Dari hasil penyidikan diketahui para pelaku menerima pesanan melalui aplikasi WhatsApp. Pemesan cukup mengirimkan data kendaraan, kemudian para tersangka mencetak STNK palsu sesuai informasi yang diterima sebelum menyerahkannya kepada pelanggan.
Polisi mengungkap tarif pembuatan dokumen ilegal tersebut bervariasi tergantung jenis kendaraan.
"Tarif pembuatan STNK palsu dipatok sebesar Rp750.000 untuk sepeda motor, sedangkan kendaraan roda empat dikenakan biaya mulai Rp1 juta," kata Kombes Arisandi.
Dalam operasi tersebut, penyidik menyita berbagai barang bukti berupa satu unit kendaraan, laptop, printer, sejumlah telepon genggam, serta berbagai peralatan yang diduga digunakan untuk memproduksi STNK palsu.
Selain itu, polisi turut mengamankan sampul STNK, cap stempel, contoh hasil cetakan STNK, notice pajak yang diduga palsu, hingga rekaman percakapan transaksi antara pemesan dengan para tersangka yang menjadi bagian dari alat bukti penyidikan.
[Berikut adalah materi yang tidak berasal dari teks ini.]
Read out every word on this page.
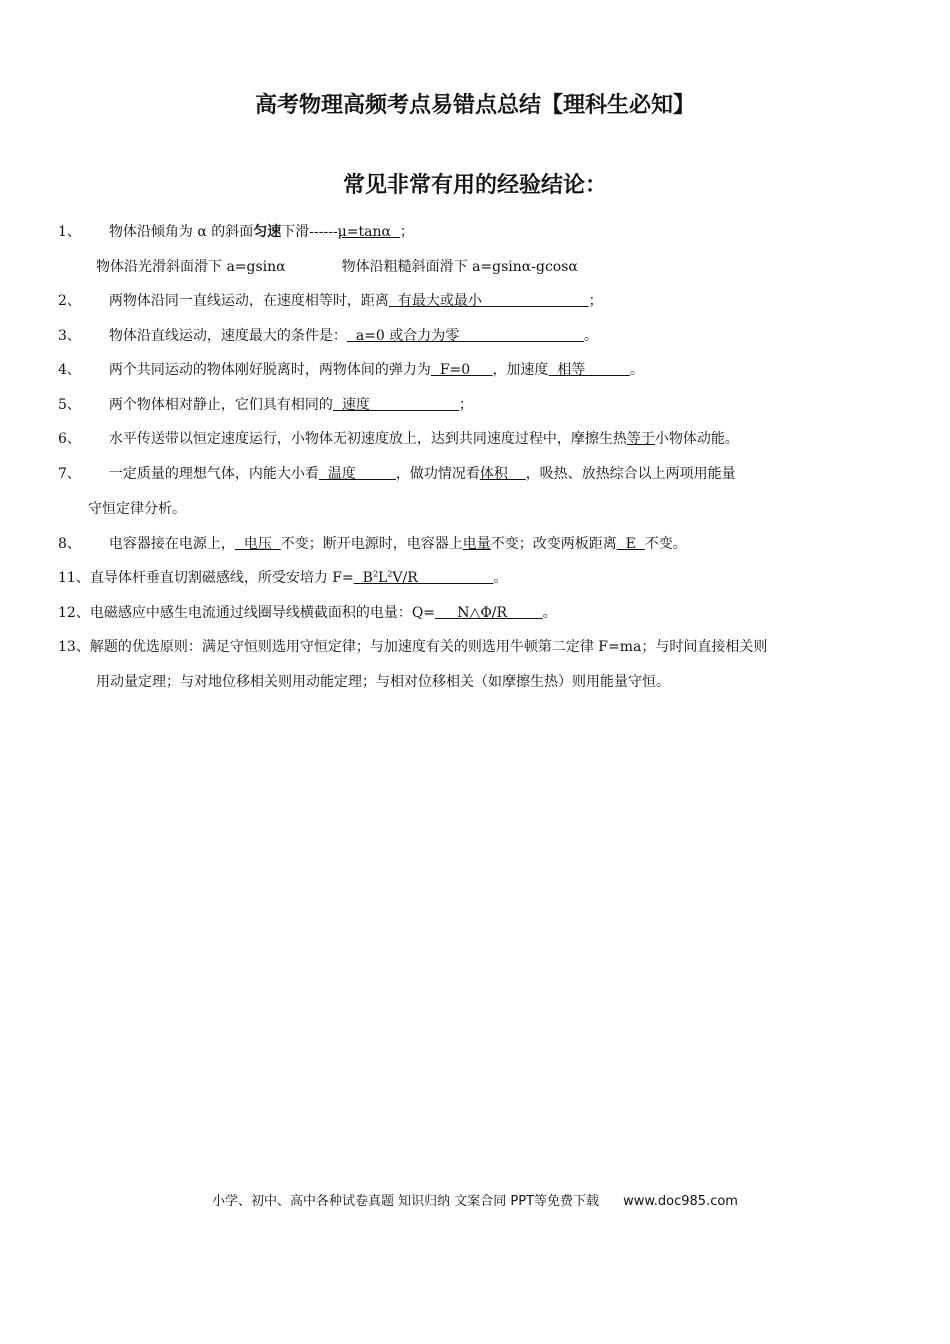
高考物理高频考点易错点总结【理科生必知】
常见非常有用的经验结论：
1、 物体沿倾角为 α 的斜面匀速下滑------μ=tanα  ；
物体沿光滑斜面滑下 a=gsinα	物体沿粗糙斜面滑下 a=gsinα-gcosα
2、 两物体沿同一直线运动，在速度相等时，距离  有最大或最小                        ；
3、 物体沿直线运动，速度最大的条件是：  a=0 或合力为零                            。
4、 两个共同运动的物体刚好脱离时，两物体间的弹力为  F=0     ，加速度  相等          。
5、 两个物体相对静止，它们具有相同的  速度                    ；
6、 水平传送带以恒定速度运行，小物体无初速度放上，达到共同速度过程中，摩擦生热等于小物体动能。
7、 一定质量的理想气体，内能大小看  温度         ，做功情况看体积    ，吸热、放热综合以上两项用能量
守恒定律分析。
8、 电容器接在电源上，  电压  不变；断开电源时，电容器上电量不变；改变两板距离  E  不变。
11、直导体杆垂直切割磁感线，所受安培力 $F= B^2L^2V/R$                 。
12、电磁感应中感生电流通过线圈导线横截面积的电量：Q=     N△Φ/R        。
13、解题的优选原则：满足守恒则选用守恒定律；与加速度有关的则选用牛顿第二定律 F=ma；与时间直接相关则
用动量定理；与对地位移相关则用动能定理；与相对位移相关（如摩擦生热）则用能量守恒。
小学、初中、高中各种试卷真题 知识归纳 文案合同 PPT等免费下载 www.doc985.com
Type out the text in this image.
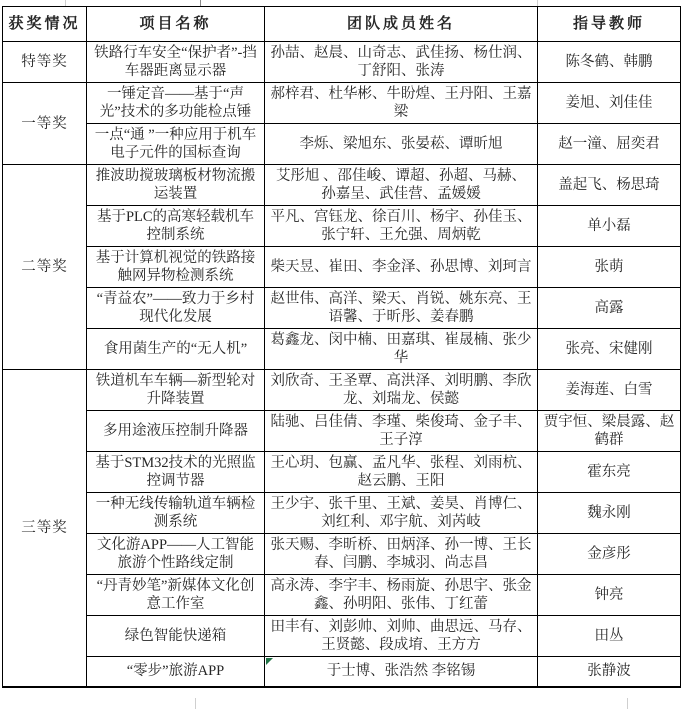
获奖情况	项目名称	团队成员姓名	指导教师
特等奖	铁路行车安全“保护者”-挡车器距离显示器	孙喆、赵晨、山奇志、武佳扬、杨仕润、丁舒阳、张涛	陈冬鹤、韩鹏
一等奖	一锤定音——基于“声光”技术的多功能检点锤	郝梓君、杜华彬、牛盼煌、王丹阳、王嘉梁	姜旭、刘佳佳
	一点“通 ”一种应用于机车电子元件的国标查询	李烁、梁旭东、张晏菘、谭昕旭	赵一潼、屈奕君
二等奖	推波助搅玻璃板材物流搬运装置	艾彤旭 、邵佳峻、谭超、孙超、马赫、孙嘉呈、武佳营、孟媛媛	盖起飞、杨思琦
	基于PLC的高寒轻载机车控制系统	平凡、宫钰龙、徐百川、杨宇、孙佳玉、张宁轩、王允强、周炳乾	单小磊
	基于计算机视觉的铁路接触网异物检测系统	柴天昱、崔田、李金泽、孙思博、刘珂言	张萌
	“青益农”——致力于乡村现代化发展	赵世伟、高洋、梁天、肖锐、姚东亮、王语馨、于昕彤、姜春鹏	高露
	食用菌生产的“无人机”	葛鑫龙、闵中楠、田嘉琪、崔晟楠、张少华	张亮、宋健刚
三等奖	铁道机车车辆—新型轮对升降装置	刘欣奇、王圣覃、高洪泽、刘明鹏、李欣龙、刘瑞龙、侯懿	姜海莲、白雪
	多用途液压控制升降器	陆驰、吕佳倩、李瑾、柴俊琦、金子丰、王子淳	贾宇恒、梁晨露、赵鹤群
	基于STM32技术的光照监控调节器	王心玥、包赢、孟凡华、张程、刘雨杭、赵云鹏、王阳	霍东亮
	一种无线传输轨道车辆检测系统	王少宇、张千里、王斌、姜昊、肖博仁、刘红利、邓宇航、刘芮岐	魏永刚
	文化游APP——人工智能旅游个性路线定制	张天赐、李昕桥、田炳泽、孙一博、王长春、闫鹏、李城羽、尚志昌	金彦彤
	“丹青妙笔”新媒体文化创意工作室	高永涛、李宇丰、杨雨旋、孙思宇、张金鑫、孙明阳、张伟、丁红蕾	钟亮
	绿色智能快递箱	田丰有、刘彭帅、刘帅、曲思远、马存、王贤懿、段成堉、王方方	田丛
	“零步”旅游APP	于士博、张浩然 李铭锡	张静波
Keempat tersangka dijerat dengan Pasal 391 ayat (1) KUHP terhadap pembuat dokumen palsu, Pasal 391 ayat (2) KUHP terhadap pengguna dokumen palsu, serta Pasal 21 huruf a dan b KUHP bagi pihak yang diduga membantu tindak pidana tersebut. Para pelaku terancam hukuman maksimal enam tahun penjara atau pidana denda sesuai ketentuan perundang-undangan.
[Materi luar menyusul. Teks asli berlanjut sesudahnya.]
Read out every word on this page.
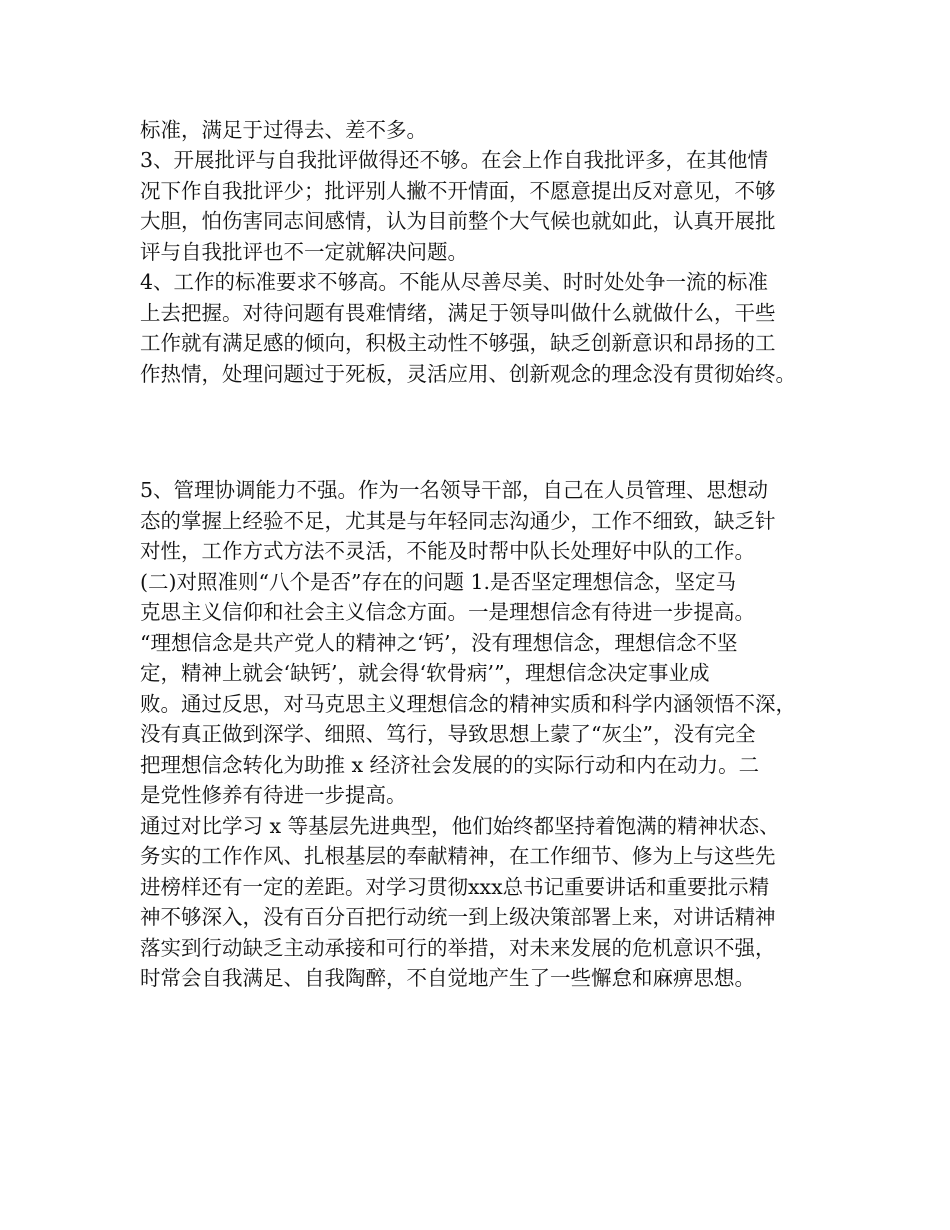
标准，满足于过得去、差不多。

3、开展批评与自我批评做得还不够。在会上作自我批评多，在其他情

况下作自我批评少；批评别人撇不开情面，不愿意提出反对意见，不够

大胆，怕伤害同志间感情，认为目前整个大气候也就如此，认真开展批

评与自我批评也不一定就解决问题。

4、工作的标准要求不够高。不能从尽善尽美、时时处处争一流的标准

上去把握。对待问题有畏难情绪，满足于领导叫做什么就做什么，干些

工作就有满足感的倾向，积极主动性不够强，缺乏创新意识和昂扬的工

作热情，处理问题过于死板，灵活应用、创新观念的理念没有贯彻始终。

5、管理协调能力不强。作为一名领导干部，自己在人员管理、思想动

态的掌握上经验不足，尤其是与年轻同志沟通少，工作不细致，缺乏针

对性，工作方式方法不灵活，不能及时帮中队长处理好中队的工作。

(二)对照准则“八个是否”存在的问题 1.是否坚定理想信念，坚定马

克思主义信仰和社会主义信念方面。一是理想信念有待进一步提高。

“理想信念是共产党人的精神之‘钙’，没有理想信念，理想信念不坚

定，精神上就会‘缺钙’，就会得‘软骨病’”，理想信念决定事业成

败。通过反思，对马克思主义理想信念的精神实质和科学内涵领悟不深，

没有真正做到深学、细照、笃行，导致思想上蒙了“灰尘”，没有完全

把理想信念转化为助推 x 经济社会发展的的实际行动和内在动力。二

是党性修养有待进一步提高。

通过对比学习 x 等基层先进典型，他们始终都坚持着饱满的精神状态、

务实的工作作风、扎根基层的奉献精神，在工作细节、修为上与这些先

进榜样还有一定的差距。对学习贯彻xxx总书记重要讲话和重要批示精

神不够深入，没有百分百把行动统一到上级决策部署上来，对讲话精神

落实到行动缺乏主动承接和可行的举措，对未来发展的危机意识不强，

时常会自我满足、自我陶醉，不自觉地产生了一些懈怠和麻痹思想。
Kabid Humas Polda NTB Kombes Pol Mohammad Kholid mengingatkan masyarakat agar tidak tergoda menggunakan jasa pembuatan dokumen kendaraan ilegal karena dapat menimbulkan konsekuensi hukum dan membuka peluang terjadinya kejahatan lain.
"Pemalsuan dokumen kendaraan tidak hanya merugikan masyarakat, tetapi juga berpotensi dimanfaatkan untuk mendukung tindak kejahatan lainnya. Kami mengimbau masyarakat agar selalu memastikan keaslian dokumen kendaraan melalui instansi resmi dan tidak menggunakan jasa pembuatan dokumen ilegal," ucapnya.
Polda NTB juga mengimbau masyarakat yang hendak membeli kendaraan bekas agar memeriksa kesesuaian nomor rangka, nomor mesin, STNK, dan BPKB melalui Samsat maupun layanan resmi kepolisian. Masyarakat juga diminta segera melaporkan apabila menemukan dugaan praktik pembuatan maupun peredaran dokumen kendaraan palsu.